Ingredients
Scale
- 6 bell peppers (any colors)
- ½ cup minced yellow onion
- 2 teaspoons olive oil
- 1½ cups cooked white rice
- ½ teaspoon Italian seasoning
- 1½ pounds lean ground beef
- 15 ounces tomato sauce
- 2 minced garlic cloves
- 1½ cups shredded mozzarella
- Nonstick spray, as needed
- Salt and black pepper, to taste
- 2 tablespoons chopped fresh parsley (optional, for garnish)
Instructions
- Preheat the oven to 350 degrees F and grease a large baking dish.
- Cut the tops off the peppers and remove and discard the seeds and white membrane from inside.
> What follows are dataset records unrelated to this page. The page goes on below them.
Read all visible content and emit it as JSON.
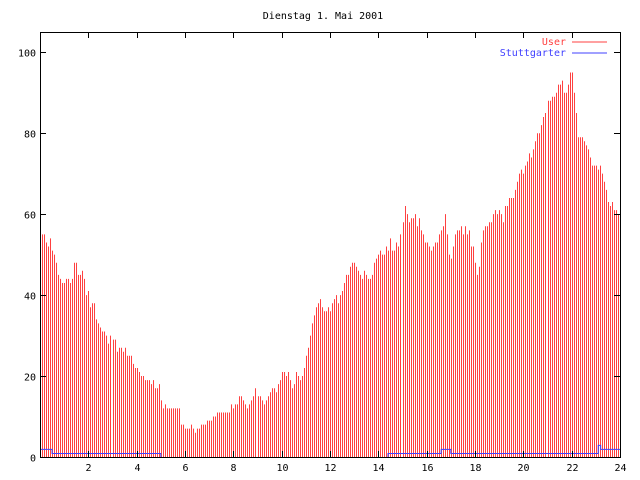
{
  "chart_data": {
    "type": "bar",
    "title": "Dienstag 1. Mai 2001",
    "xlabel": "",
    "ylabel": "",
    "xlim": [
      0,
      24
    ],
    "ylim": [
      0,
      105
    ],
    "x_step_hours": 0.0833,
    "xticks": [
      2,
      4,
      6,
      8,
      10,
      12,
      14,
      16,
      18,
      20,
      22,
      24
    ],
    "yticks": [
      0,
      20,
      40,
      60,
      80,
      100
    ],
    "grid": false,
    "legend_position": "top-right",
    "series": [
      {
        "name": "User",
        "style": "impulses",
        "color": "#ff4040",
        "values": [
          59,
          55,
          55,
          53,
          52,
          54,
          51,
          50,
          48,
          45,
          44,
          43,
          43,
          44,
          44,
          43,
          44,
          48,
          48,
          45,
          45,
          46,
          44,
          40,
          41,
          37,
          38,
          38,
          34,
          33,
          32,
          31,
          31,
          30,
          28,
          30,
          29,
          29,
          26,
          27,
          27,
          26,
          27,
          25,
          25,
          25,
          23,
          22,
          22,
          21,
          20,
          20,
          19,
          19,
          19,
          18,
          19,
          17,
          17,
          18,
          14,
          12,
          13,
          12,
          12,
          12,
          12,
          12,
          12,
          12,
          8,
          8,
          7,
          7,
          7,
          8,
          7,
          6,
          7,
          7,
          8,
          8,
          8,
          9,
          9,
          9,
          10,
          10,
          11,
          11,
          11,
          11,
          11,
          11,
          11,
          13,
          12,
          13,
          13,
          15,
          15,
          14,
          13,
          12,
          13,
          14,
          15,
          17,
          15,
          15,
          14,
          13,
          14,
          15,
          16,
          17,
          17,
          16,
          18,
          19,
          21,
          21,
          20,
          21,
          19,
          17,
          18,
          21,
          20,
          19,
          20,
          22,
          25,
          27,
          30,
          33,
          35,
          37,
          38,
          39,
          37,
          36,
          36,
          37,
          36,
          38,
          39,
          40,
          38,
          40,
          41,
          43,
          45,
          45,
          47,
          48,
          48,
          47,
          46,
          45,
          44,
          46,
          45,
          44,
          44,
          45,
          48,
          49,
          50,
          51,
          50,
          50,
          52,
          51,
          54,
          51,
          51,
          53,
          52,
          55,
          58,
          62,
          60,
          58,
          59,
          59,
          60,
          57,
          59,
          56,
          55,
          53,
          53,
          52,
          51,
          52,
          53,
          53,
          55,
          56,
          57,
          60,
          55,
          50,
          49,
          52,
          55,
          56,
          56,
          57,
          55,
          57,
          55,
          56,
          52,
          52,
          48,
          45,
          47,
          53,
          56,
          57,
          57,
          58,
          58,
          60,
          61,
          60,
          61,
          60,
          58,
          62,
          62,
          64,
          64,
          64,
          66,
          68,
          70,
          71,
          70,
          72,
          73,
          75,
          74,
          76,
          78,
          80,
          80,
          82,
          84,
          85,
          88,
          88,
          89,
          89,
          90,
          92,
          92,
          93,
          90,
          90,
          92,
          95,
          95,
          90,
          85,
          79,
          79,
          79,
          78,
          77,
          76,
          74,
          72,
          72,
          72,
          71,
          72,
          70,
          68,
          66,
          63,
          62,
          63,
          61,
          61,
          60
        ]
      },
      {
        "name": "Stuttgarter",
        "style": "steps",
        "color": "#4040ff",
        "points": [
          [
            0,
            2
          ],
          [
            0.5,
            1
          ],
          [
            5,
            0
          ],
          [
            14.4,
            1
          ],
          [
            16.6,
            2
          ],
          [
            17.0,
            1
          ],
          [
            23.1,
            3
          ],
          [
            23.2,
            2
          ],
          [
            24,
            2
          ]
        ]
      }
    ]
  }
}
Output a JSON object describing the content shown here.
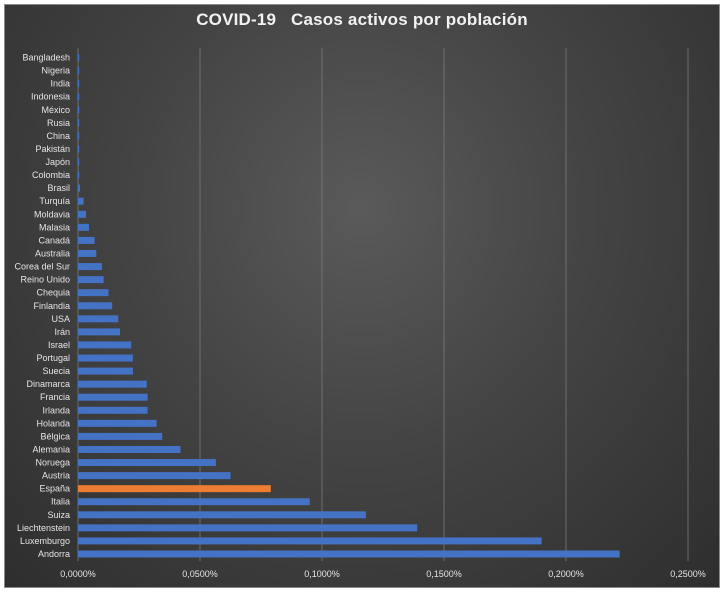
{
  "chart_data": {
    "type": "bar",
    "orientation": "horizontal",
    "title": "COVID-19   Casos activos por población",
    "xlabel": "",
    "ylabel": "",
    "xlim": [
      0,
      0.0025
    ],
    "x_ticks": [
      0,
      0.0005,
      0.001,
      0.0015,
      0.002,
      0.0025
    ],
    "x_tick_labels": [
      "0,0000%",
      "0,0500%",
      "0,1000%",
      "0,1500%",
      "0,2000%",
      "0,2500%"
    ],
    "grid": true,
    "legend": "none",
    "bar_color": "#4472c4",
    "highlight_color": "#ed7d31",
    "highlight_category": "España",
    "categories": [
      "Bangladesh",
      "Nigeria",
      "India",
      "Indonesia",
      "México",
      "Rusia",
      "China",
      "Pakistán",
      "Japón",
      "Colombia",
      "Brasil",
      "Turquía",
      "Moldavia",
      "Malasia",
      "Canadá",
      "Australia",
      "Corea del Sur",
      "Reino Unido",
      "Chequia",
      "Finlandia",
      "USA",
      "Irán",
      "Israel",
      "Portugal",
      "Suecia",
      "Dinamarca",
      "Francia",
      "Irlanda",
      "Holanda",
      "Bélgica",
      "Alemania",
      "Noruega",
      "Austria",
      "España",
      "Italia",
      "Suiza",
      "Liechtenstein",
      "Luxemburgo",
      "Andorra"
    ],
    "values": [
      1e-06,
      1e-06,
      1e-06,
      1e-06,
      2e-06,
      3e-06,
      3e-06,
      3e-06,
      5e-06,
      5e-06,
      8e-06,
      2.3e-05,
      3.3e-05,
      4.5e-05,
      6.8e-05,
      7.5e-05,
      9.8e-05,
      0.000105,
      0.000125,
      0.00014,
      0.000165,
      0.000172,
      0.000218,
      0.000225,
      0.000225,
      0.000282,
      0.000285,
      0.000285,
      0.000322,
      0.000345,
      0.00042,
      0.000565,
      0.000625,
      0.00079,
      0.00095,
      0.00118,
      0.00139,
      0.0019,
      0.00222
    ]
  }
}
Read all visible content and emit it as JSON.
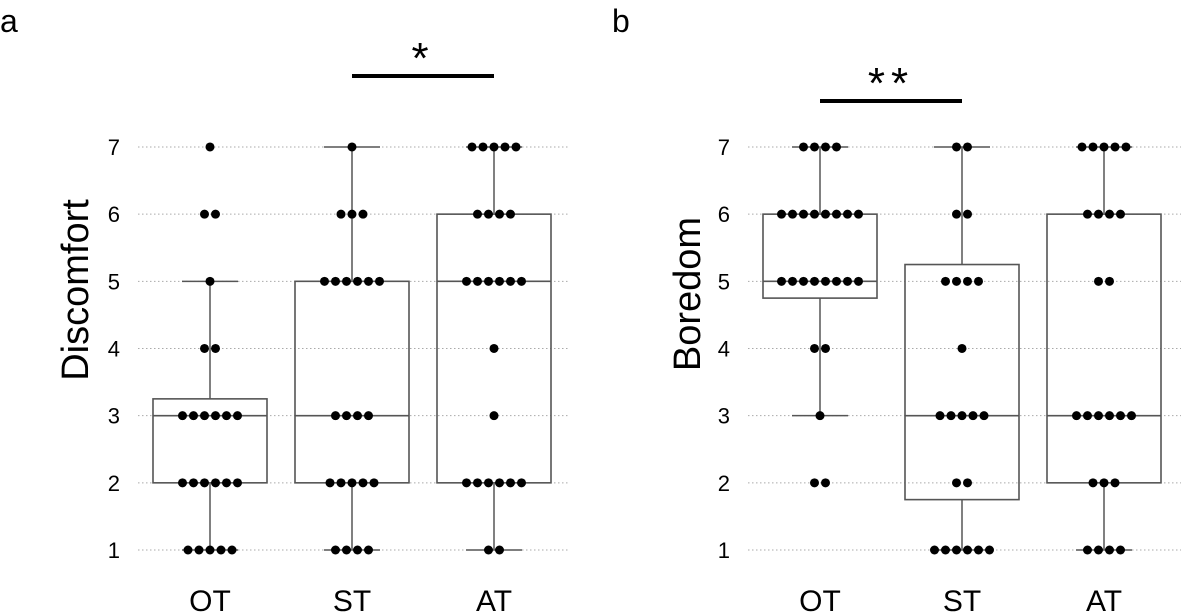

- Put them cut side down in the baking dish and add 1½ cups of water then bake for 25 minutes.
- Meanwhile, heat the oil in a large skillet and fry the meat until brown, adding salt and pepper to taste.
- Add the onion and cook for a few minutes and then add the garlic and cook for 30 seconds.
- Stir in the tomato sauce, cooked rice and Italian seasoning, then stir in half a cup of the cheese and more salt and pepper if needed.
- Take the peppers out of the oven and discard the water, then flip them over and stuff each one with the beef mixture.
- Top with the rest of the cheese then cover and bake for 20 minutes.
- Uncover and bake for 10 more minutes or until the cheese is melted and the peppers are tender.
- Serve hot, with parsley sprinkled on top if liked.